Each year, we remember and relive the Incarnation and the mystery of Christmas—the mystery of an all-powerful, all-loving God doing the incomprehensible, hearing our cries and coming down to dwell among us. Christmas this year offers an opportunity to re-enter into that profound love, to satiate that haunting cry “O Come, O Come Emmanuel” that we carry within deep our hearts.
The challenge for me, as it is every year, will be to remember that Christ came in a small, quiet moment in a manger. At that first Christmas, it wasn’t pomp and pageantry and royal entourages that interrupted the silent night to announce the birth of Christ. Instead, it was shepherds hearing the angels’ songs while working in their day-to-day that came to pay homage to the Christ Child. Emmanuel broke into their lives like a Holy Interruption, shaking them out of their monotony by delivering good news and hope.
But, I imagine that they still had to be there listening. I wonder if I’ll be open to seeking Christ this season in those quiet songs of joy, in those mangers and small moments, in the silent glow of the hearth and Christmas lights, or in the gentle chiming laughter of my family and friends.

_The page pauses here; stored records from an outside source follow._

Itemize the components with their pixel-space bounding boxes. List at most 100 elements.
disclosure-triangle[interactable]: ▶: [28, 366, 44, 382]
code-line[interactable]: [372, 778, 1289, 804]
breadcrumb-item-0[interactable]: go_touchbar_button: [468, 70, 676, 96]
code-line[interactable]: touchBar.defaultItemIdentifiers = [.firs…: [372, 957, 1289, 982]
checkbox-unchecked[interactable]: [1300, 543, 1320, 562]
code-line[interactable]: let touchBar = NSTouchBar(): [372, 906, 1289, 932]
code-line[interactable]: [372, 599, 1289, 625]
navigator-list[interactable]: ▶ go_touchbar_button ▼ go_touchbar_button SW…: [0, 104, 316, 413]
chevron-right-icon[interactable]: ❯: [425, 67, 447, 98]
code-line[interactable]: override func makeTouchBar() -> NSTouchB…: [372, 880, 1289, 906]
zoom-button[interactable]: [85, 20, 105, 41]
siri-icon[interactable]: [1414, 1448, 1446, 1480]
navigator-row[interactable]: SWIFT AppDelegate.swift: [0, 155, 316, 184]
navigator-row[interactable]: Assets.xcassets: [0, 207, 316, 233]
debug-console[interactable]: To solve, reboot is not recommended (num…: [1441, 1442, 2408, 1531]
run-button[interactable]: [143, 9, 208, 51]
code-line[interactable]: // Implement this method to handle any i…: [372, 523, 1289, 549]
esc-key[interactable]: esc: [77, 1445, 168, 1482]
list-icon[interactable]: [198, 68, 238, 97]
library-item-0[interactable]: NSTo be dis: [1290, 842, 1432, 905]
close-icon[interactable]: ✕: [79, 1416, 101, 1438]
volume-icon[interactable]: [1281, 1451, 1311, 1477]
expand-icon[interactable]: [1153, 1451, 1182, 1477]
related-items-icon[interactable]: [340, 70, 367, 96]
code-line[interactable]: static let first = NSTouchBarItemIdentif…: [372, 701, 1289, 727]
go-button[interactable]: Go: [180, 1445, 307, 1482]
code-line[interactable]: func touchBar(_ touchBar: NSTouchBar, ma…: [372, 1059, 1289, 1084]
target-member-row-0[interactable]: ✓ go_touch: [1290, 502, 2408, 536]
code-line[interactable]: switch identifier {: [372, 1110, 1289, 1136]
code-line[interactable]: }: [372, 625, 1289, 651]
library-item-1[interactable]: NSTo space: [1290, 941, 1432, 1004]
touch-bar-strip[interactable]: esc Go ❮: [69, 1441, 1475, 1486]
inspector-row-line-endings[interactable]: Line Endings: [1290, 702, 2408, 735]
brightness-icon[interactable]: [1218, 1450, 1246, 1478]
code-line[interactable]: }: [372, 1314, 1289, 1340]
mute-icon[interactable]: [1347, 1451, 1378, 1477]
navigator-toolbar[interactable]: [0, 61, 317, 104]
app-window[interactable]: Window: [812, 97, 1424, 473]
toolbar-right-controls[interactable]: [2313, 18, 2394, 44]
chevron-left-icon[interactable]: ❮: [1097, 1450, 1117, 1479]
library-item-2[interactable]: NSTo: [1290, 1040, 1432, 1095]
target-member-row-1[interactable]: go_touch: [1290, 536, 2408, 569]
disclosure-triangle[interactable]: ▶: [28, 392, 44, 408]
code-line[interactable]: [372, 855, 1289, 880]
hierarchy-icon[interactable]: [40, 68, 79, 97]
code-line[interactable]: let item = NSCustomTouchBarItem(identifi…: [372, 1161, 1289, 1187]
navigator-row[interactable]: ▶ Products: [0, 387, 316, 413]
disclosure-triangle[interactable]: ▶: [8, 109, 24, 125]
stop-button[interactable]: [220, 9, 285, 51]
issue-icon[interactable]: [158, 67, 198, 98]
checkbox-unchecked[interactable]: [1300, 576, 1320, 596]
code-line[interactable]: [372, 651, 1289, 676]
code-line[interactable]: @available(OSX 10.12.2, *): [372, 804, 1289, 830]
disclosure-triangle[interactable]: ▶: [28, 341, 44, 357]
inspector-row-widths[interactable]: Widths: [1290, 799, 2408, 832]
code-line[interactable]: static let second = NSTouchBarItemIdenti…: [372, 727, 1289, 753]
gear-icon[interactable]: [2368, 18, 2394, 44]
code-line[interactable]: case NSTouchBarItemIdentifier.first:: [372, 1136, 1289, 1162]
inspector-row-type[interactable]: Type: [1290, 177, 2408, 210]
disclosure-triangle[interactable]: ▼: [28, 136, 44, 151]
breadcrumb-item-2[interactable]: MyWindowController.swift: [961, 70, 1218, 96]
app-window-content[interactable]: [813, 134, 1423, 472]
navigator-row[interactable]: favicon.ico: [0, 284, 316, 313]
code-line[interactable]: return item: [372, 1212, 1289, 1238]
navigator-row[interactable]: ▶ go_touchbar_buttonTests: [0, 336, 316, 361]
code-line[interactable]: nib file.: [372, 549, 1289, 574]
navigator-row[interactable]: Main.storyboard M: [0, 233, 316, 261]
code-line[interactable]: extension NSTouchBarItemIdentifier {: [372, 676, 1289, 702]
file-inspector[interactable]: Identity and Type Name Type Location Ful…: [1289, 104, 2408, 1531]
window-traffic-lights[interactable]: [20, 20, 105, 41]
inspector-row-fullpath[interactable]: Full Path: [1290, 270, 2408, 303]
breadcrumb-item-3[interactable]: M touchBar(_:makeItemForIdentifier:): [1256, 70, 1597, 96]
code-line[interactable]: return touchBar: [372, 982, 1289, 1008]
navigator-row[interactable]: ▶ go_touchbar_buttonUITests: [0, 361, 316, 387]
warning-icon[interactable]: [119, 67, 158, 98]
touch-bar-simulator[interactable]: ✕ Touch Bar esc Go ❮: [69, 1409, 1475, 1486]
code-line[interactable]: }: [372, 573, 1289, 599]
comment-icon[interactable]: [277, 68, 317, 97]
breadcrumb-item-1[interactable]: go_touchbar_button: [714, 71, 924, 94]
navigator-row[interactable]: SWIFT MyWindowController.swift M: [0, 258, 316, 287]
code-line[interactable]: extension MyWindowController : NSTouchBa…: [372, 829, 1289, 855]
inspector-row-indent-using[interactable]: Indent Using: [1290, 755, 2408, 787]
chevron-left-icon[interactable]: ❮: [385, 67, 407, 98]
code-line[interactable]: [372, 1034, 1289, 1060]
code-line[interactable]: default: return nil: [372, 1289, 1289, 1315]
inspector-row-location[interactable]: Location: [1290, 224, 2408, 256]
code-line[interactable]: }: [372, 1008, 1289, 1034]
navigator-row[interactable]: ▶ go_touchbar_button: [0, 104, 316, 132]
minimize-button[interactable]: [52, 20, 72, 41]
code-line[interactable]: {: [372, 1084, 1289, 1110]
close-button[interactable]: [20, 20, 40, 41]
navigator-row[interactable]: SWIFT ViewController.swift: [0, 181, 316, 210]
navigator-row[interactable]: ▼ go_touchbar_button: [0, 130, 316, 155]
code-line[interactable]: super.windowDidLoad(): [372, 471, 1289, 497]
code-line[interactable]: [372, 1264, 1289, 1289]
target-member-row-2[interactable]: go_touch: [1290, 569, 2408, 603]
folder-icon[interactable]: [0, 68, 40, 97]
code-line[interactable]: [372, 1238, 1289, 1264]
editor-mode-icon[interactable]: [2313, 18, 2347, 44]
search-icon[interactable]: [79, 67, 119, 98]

Perhaps, that is what I most hope for in singing “O Come, O Come Emmanuel.” I want to be heard by God. I want to know that despite the anxiety, exhaustion, and despair of a year that Christ hears me. And, I want to believe that in my waiting, I’ll be ready for Christ to appear and interrupt the despondency. I want to sing “Rejoice, Rejoice, Emmanuel!” realizing not that Christ has solved all the problems, but that Jesus is present and with me.
Maybe that is the call for all of us this Christmas: keep our eyes towards those interruptions, those tiny stars that appear in the darkness of the night sky that point us towards hope and Jesus. The invitation is to cry out “O Come, O Come Emmanuel” and then to wait and turn our eyes and hearts towards Bethlehem, and ultimately towards those moments of Holy Interruption which remind us of the hope that Christ brings.